Their shopping patterns are quite different from women’s: “Men are not prone to impulse shopping,” sais Mariana Kou, CLSA’s consumer and gaming analyst in Hong Kong. “They tend to wait a little if the economy is pretty uncertain.” But even still, they know what they want, and when they want it.

Following the recent economic slump, Burberry said that its Asia-Pacific sales have risen 15 percent in the three months to December, compared to just 2 percent in the U.S. and no growth in Europe. The brand mentioned that men’s clothing in particular is up 50 percent over the final three months of 2012, and that sales of men’s accessories – including handbags – have shot up 40 percent.

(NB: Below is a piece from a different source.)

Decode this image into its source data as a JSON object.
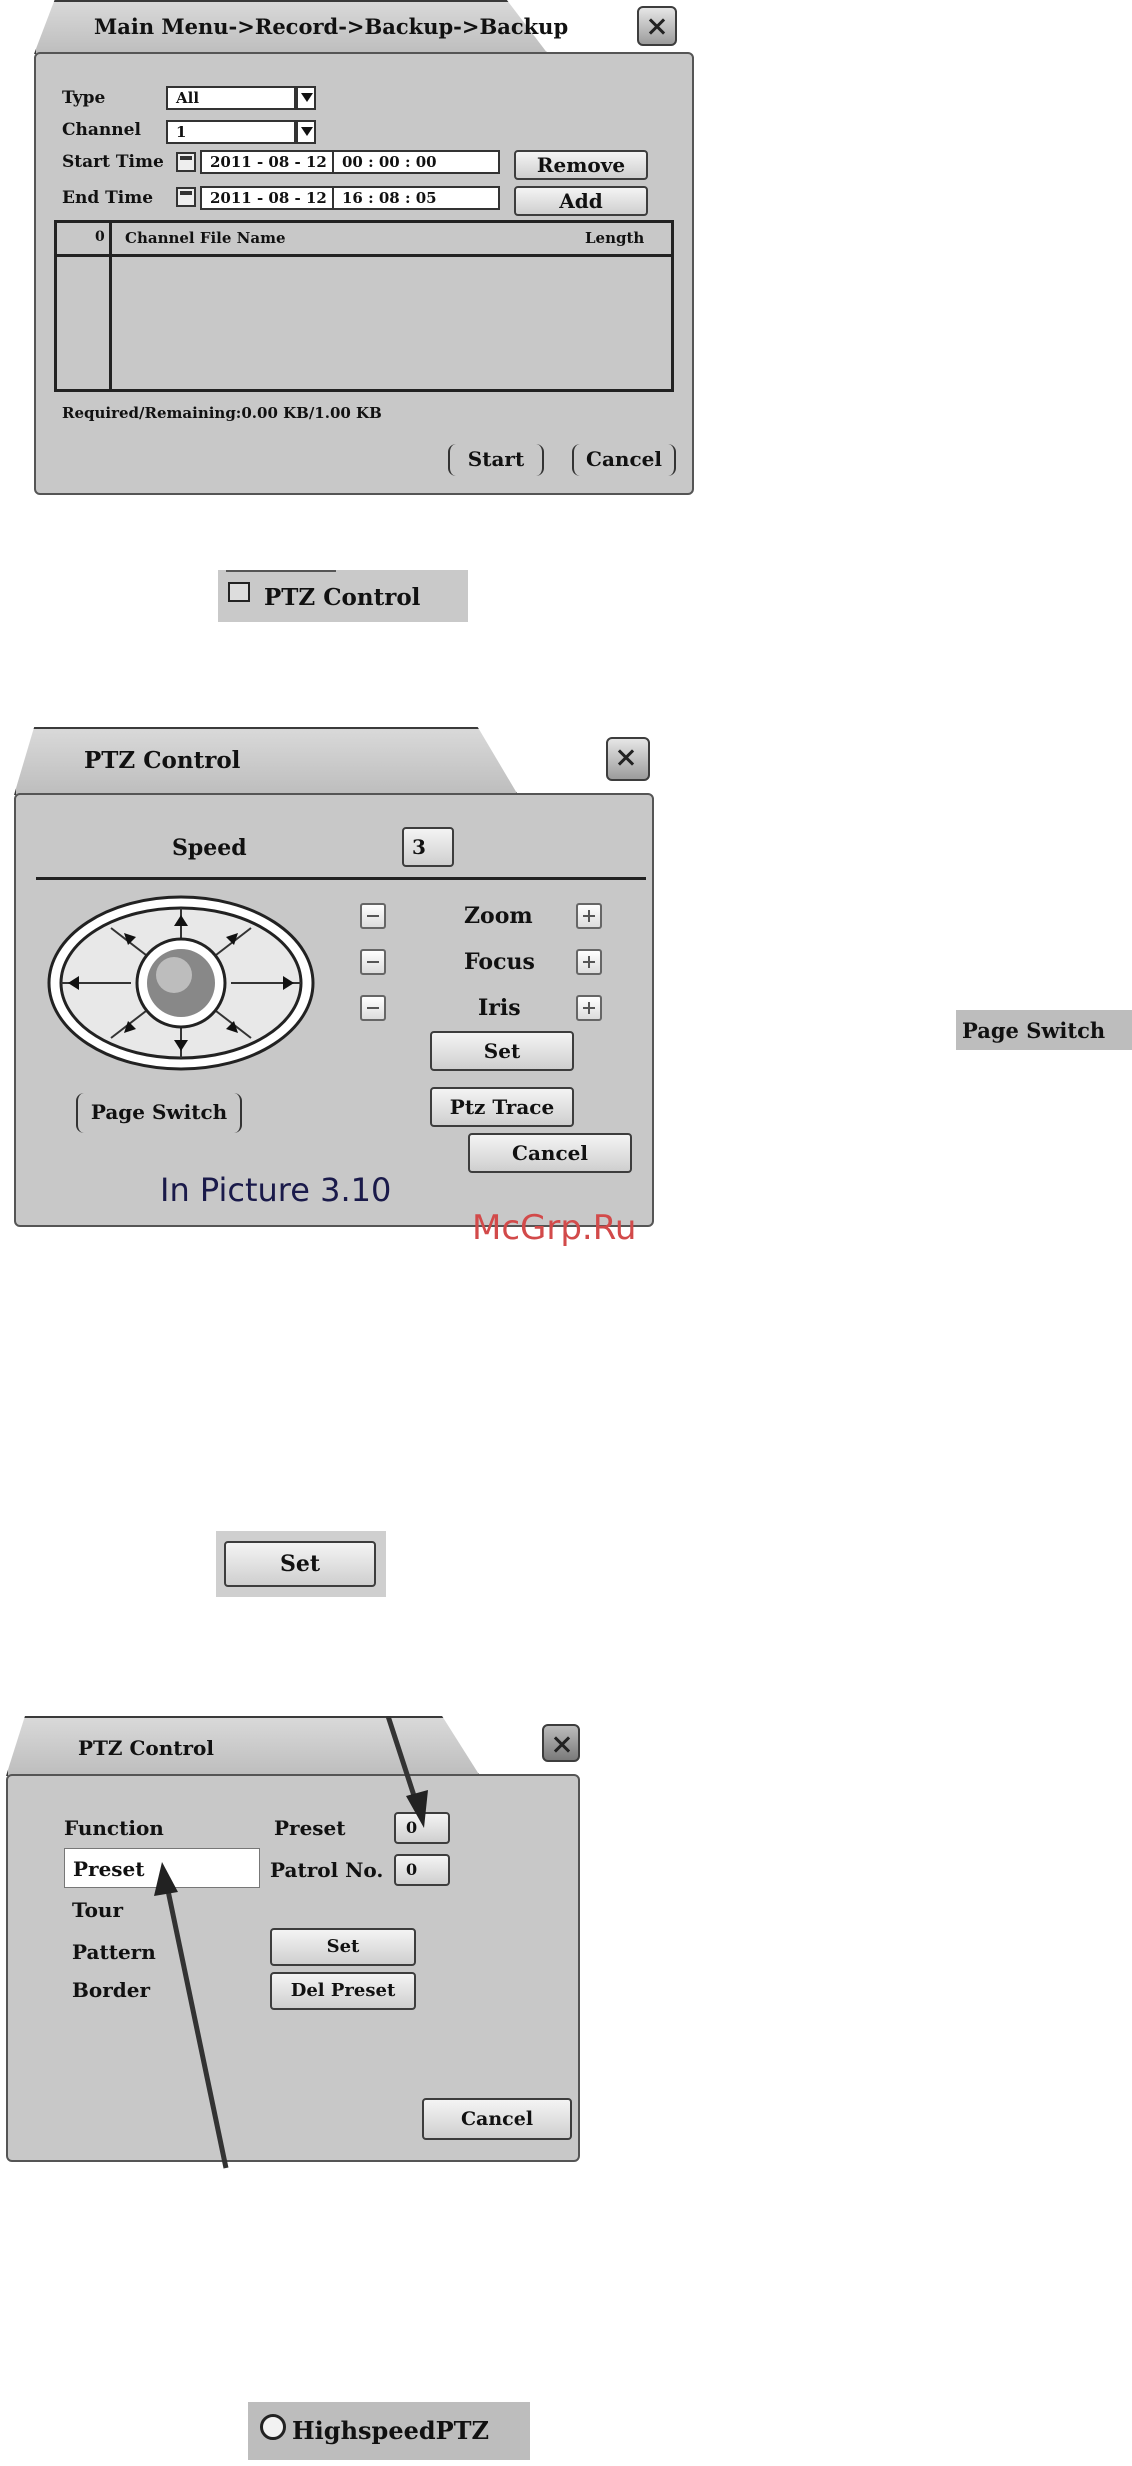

Men have been seen flocking to the Gucci store at the Wynn Casino in Macau, anxious to snap up leather wallets and shoulder bags. Sales in Hong Kong, a popular shopping spree locale, are also on the rise: retail sales climbed 9.5 percent on the year in November. Accessories were up 13.7 percent after a 2.9 percent decline in October.

“The intention to purchase is very high right across the board, from Coach to Bottega Veneta,” said Shanghai-based author Paul French, chief China market strategist at Mintel, which specializes in Chinese consumer trends. “I think the only reason there was a dip was because the gifting market, the corruption market was of course weak last year because you didn’t know who to buy for.”

Recently, Beijing has threatened to crack down on corruption, leaving some luxury brands holding their breath to see if gift sales will continue to drive the economy upward. But with the major gifting holidays  — Chinese New Year and then the National People’s Congress in March – the luxury sector is expecting some bump up.

With 1.3 billion status-hungry consumers, China surpassed the U.S. last year to become the world’s biggest spenders on luxury goods., according to Bain & Co.